People who work at airports, or hotels, or at theme parks, or who drive a taxi, are part of the global supply chain.

Employees of universities and colleges are also participating in the offshoring of supply chains. In academic year 2015–16, more than one million international students studied at U.S. universities. Every dollar of tuition paid by these students — and the rent they pay, the meals and books they buy — is an export. (International students’ annual economic impact is estimated at $32.8 billion.) Even teachers at public high schools are getting in on the act: The New York Times Magazine reported last week about the rising phenomenon of high school students from China paying tuition to attend public American high schools.
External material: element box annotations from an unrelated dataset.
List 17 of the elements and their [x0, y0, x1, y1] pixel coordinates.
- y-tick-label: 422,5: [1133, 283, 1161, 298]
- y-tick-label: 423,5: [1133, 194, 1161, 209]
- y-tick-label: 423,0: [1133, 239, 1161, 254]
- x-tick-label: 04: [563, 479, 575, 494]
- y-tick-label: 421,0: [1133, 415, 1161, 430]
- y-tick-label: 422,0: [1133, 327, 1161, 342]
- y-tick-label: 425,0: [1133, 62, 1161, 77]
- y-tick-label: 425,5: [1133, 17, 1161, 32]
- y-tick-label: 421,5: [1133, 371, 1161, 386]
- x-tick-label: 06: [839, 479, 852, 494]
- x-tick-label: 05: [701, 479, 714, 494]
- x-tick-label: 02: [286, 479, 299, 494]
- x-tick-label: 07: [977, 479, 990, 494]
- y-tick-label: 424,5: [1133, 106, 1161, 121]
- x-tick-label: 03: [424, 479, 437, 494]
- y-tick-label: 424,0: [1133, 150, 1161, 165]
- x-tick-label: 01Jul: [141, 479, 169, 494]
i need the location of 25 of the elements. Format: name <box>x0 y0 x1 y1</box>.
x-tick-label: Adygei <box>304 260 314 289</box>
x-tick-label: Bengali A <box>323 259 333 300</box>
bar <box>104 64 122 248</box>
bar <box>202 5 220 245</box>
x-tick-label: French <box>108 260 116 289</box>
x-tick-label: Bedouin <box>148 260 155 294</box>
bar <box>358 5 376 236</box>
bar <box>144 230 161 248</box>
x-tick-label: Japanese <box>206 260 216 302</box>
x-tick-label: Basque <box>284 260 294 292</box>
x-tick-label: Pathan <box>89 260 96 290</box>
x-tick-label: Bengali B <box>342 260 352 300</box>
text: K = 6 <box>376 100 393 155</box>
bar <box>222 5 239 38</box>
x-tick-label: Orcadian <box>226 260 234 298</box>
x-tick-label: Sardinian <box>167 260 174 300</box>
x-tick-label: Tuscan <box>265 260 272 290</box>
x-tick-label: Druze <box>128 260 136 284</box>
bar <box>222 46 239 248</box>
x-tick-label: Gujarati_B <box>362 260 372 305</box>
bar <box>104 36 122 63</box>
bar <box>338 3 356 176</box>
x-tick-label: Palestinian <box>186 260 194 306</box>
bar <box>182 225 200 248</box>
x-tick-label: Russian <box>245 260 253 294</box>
Supply chain participants reside on all rungs of the income ladder. When U.S.-based hedge funds and other institutions attract investments from individuals in Europe, companies in Asia, or sovereign wealth funds in the Persian Gulf, they’re exporting services. In 2016, U.S. imports of financial services (American entities patronizing non-U.S. entities) were a mere $24 billion; exports of financial services were $95 billion.

Finally, some of the few professionals who earn even more than hedge fund managers are part of the U.S.-heavy global supply chain for content, entertainment, and sports. When foreign rights are sold to Hollywood films, when actors like George Clooney appear in ads for foreign brands — those are exports. And when LeBron James and Steph Curry compete in the NBA Finals, they’re creating a product that is exported instantaneously. As Cleveland’s Plain Dealer reported, the broadcast for the 2015 NBA finals was shipped from a truck sitting outside the arena to 215 countries and territories.

Americans tend to think of globalization as a process in which good jobs go overseas as companies hunt for low-cost labor to create the goods and services Americans want to consume. But globalization isn’t a one-way street. We have met the global supply chain, and it is us.

Daniel Gross

Daniel Gross is editor-in-chief of strategy+business.